Two cups bread flour
One cup whole wheat flour
1/2 cup cornmeal
1/4 cup molasses
One cup goat’s milk, goat’s milk kefir, or buttermilk + 1/4 cup whole milk
Two tablespoons active yeast
One tablespoon salt
1/2 cup chopped dried apples
Two tablespoons grapeseed or canola oil

In your food processor, combine the flours, cornmeal, yeast, and salt. Turn the machine on. While running, slowly add the molasses, oil, and yogurt or kefir. Process until the mixture turns into a ball. Add the remaining milk and let the dough process two or three more times until the milk is evenly distributed. Remove the lid and transfer to a large bowl that you’ve oiled with canola oil. Cover and let rise for two hours.

At this point, you can repeat the aforementioned steps up to three more times, creating four balls of dough. Let them each rise in a separate oiled bowl.

After two hours, punch down the dough(s) and fold in the dried apple pieces.

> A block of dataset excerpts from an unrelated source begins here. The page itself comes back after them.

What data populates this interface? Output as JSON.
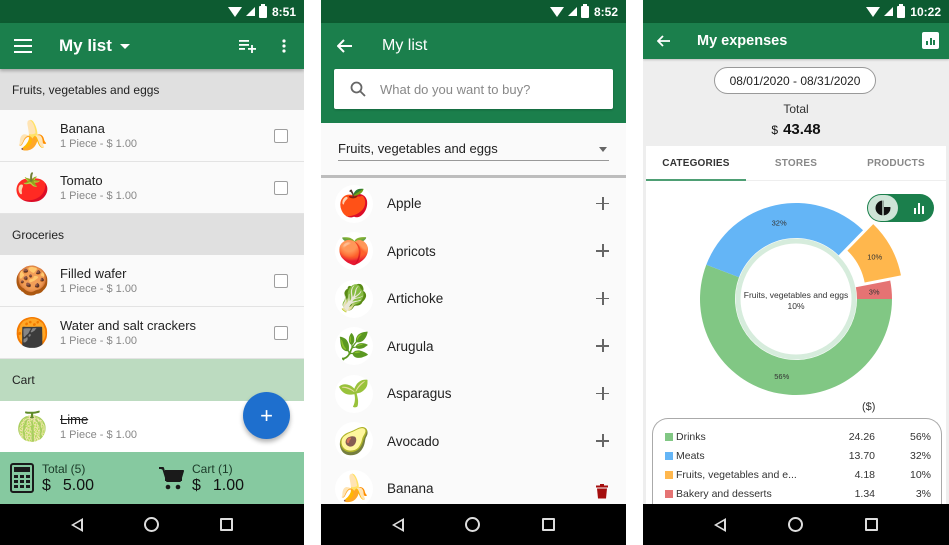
{
  "phone1": {
    "status": {
      "time": "8:51"
    },
    "appbar": {
      "title": "My list",
      "menu_icon": "hamburger-menu-icon",
      "add_list_icon": "playlist-add-icon",
      "overflow_icon": "more-vert-icon"
    },
    "sections": [
      {
        "title": "Fruits, vegetables and eggs",
        "items": [
          {
            "name": "Banana",
            "detail": "1 Piece - $ 1.00",
            "icon": "🍌",
            "checked": false
          },
          {
            "name": "Tomato",
            "detail": "1 Piece - $ 1.00",
            "icon": "🍅",
            "checked": false
          }
        ]
      },
      {
        "title": "Groceries",
        "items": [
          {
            "name": "Filled wafer",
            "detail": "1 Piece - $ 1.00",
            "icon": "🍪",
            "checked": false
          },
          {
            "name": "Water and salt crackers",
            "detail": "1 Piece - $ 1.00",
            "icon": "🍘",
            "checked": false
          }
        ]
      },
      {
        "title": "Cart",
        "items": [
          {
            "name": "Lime",
            "detail": "1 Piece - $ 1.00",
            "icon": "🍈",
            "checked": true
          }
        ]
      }
    ],
    "fab": {
      "label": "+"
    },
    "totals": {
      "total_label": "Total (5)",
      "total_currency": "$",
      "total_value": "5.00",
      "cart_label": "Cart (1)",
      "cart_currency": "$",
      "cart_value": "1.00"
    }
  },
  "phone2": {
    "status": {
      "time": "8:52"
    },
    "appbar": {
      "title": "My list"
    },
    "search": {
      "placeholder": "What do you want to buy?",
      "value": ""
    },
    "category": {
      "selected": "Fruits, vegetables and eggs"
    },
    "products": [
      {
        "name": "Apple",
        "icon": "🍎",
        "action": "add"
      },
      {
        "name": "Apricots",
        "icon": "🍑",
        "action": "add"
      },
      {
        "name": "Artichoke",
        "icon": "🥬",
        "action": "add"
      },
      {
        "name": "Arugula",
        "icon": "🌿",
        "action": "add"
      },
      {
        "name": "Asparagus",
        "icon": "🌱",
        "action": "add"
      },
      {
        "name": "Avocado",
        "icon": "🥑",
        "action": "add"
      },
      {
        "name": "Banana",
        "icon": "🍌",
        "action": "delete"
      }
    ],
    "colors": {
      "delete": "#a50e0e"
    }
  },
  "phone3": {
    "status": {
      "time": "10:22"
    },
    "appbar": {
      "title": "My expenses"
    },
    "date_range": "08/01/2020 - 08/31/2020",
    "total": {
      "label": "Total",
      "currency": "$",
      "value": "43.48"
    },
    "tabs": [
      {
        "label": "CATEGORIES",
        "active": true
      },
      {
        "label": "STORES",
        "active": false
      },
      {
        "label": "PRODUCTS",
        "active": false
      }
    ],
    "legend_unit": "($)",
    "chart_data": {
      "type": "pie",
      "variant": "donut",
      "title": "",
      "center_label": "Fruits, vegetables and eggs",
      "center_value": "10%",
      "highlighted": "Fruits, vegetables and eggs",
      "slices": [
        {
          "name": "Drinks",
          "legend_name": "Drinks",
          "amount": 24.26,
          "percent_label": "56%",
          "color": "#81c784"
        },
        {
          "name": "Meats",
          "legend_name": "Meats",
          "amount": 13.7,
          "percent_label": "32%",
          "color": "#64b5f6"
        },
        {
          "name": "Fruits, vegetables and eggs",
          "legend_name": "Fruits, vegetables and e...",
          "amount": 4.18,
          "percent_label": "10%",
          "color": "#ffb74d"
        },
        {
          "name": "Bakery and desserts",
          "legend_name": "Bakery and desserts",
          "amount": 1.34,
          "percent_label": "3%",
          "color": "#e57373"
        }
      ],
      "legend_placement": "bottom"
    }
  },
  "colors": {
    "status_bar": "#0d5b31",
    "app_bar": "#1b7f4c",
    "fab": "#1e6fce",
    "totals_bar": "#86c9a0",
    "cart_header": "#bcdbc0"
  }
}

Shape into a ball and let rest on a cutting board, covered, for fifteen minutes.

After fifteen minutes, use the heel of your hand to press the dough into a rectangle. Transfer each dough to a separate loaf pan. Cover and let rise for one hour.

If using one or two batches, heat your oven to 350 degrees. If using three or four, heat your oven to 375 degrees.  Bake for forty five minutes. The dough should be crusty but hollow-sounding when tested.

Your house will smell amazing. Invite guest over and serve them steaming hot slices of bread with butter, marmalade, goat cheese, and coffee and tea. If you have extra loaves, freeze them, wrapped tightly in plastic wrap and foil and in a plastic bag, for up to six months. Store your fresh loaves in parchment paper, not plastic. They will mold that way!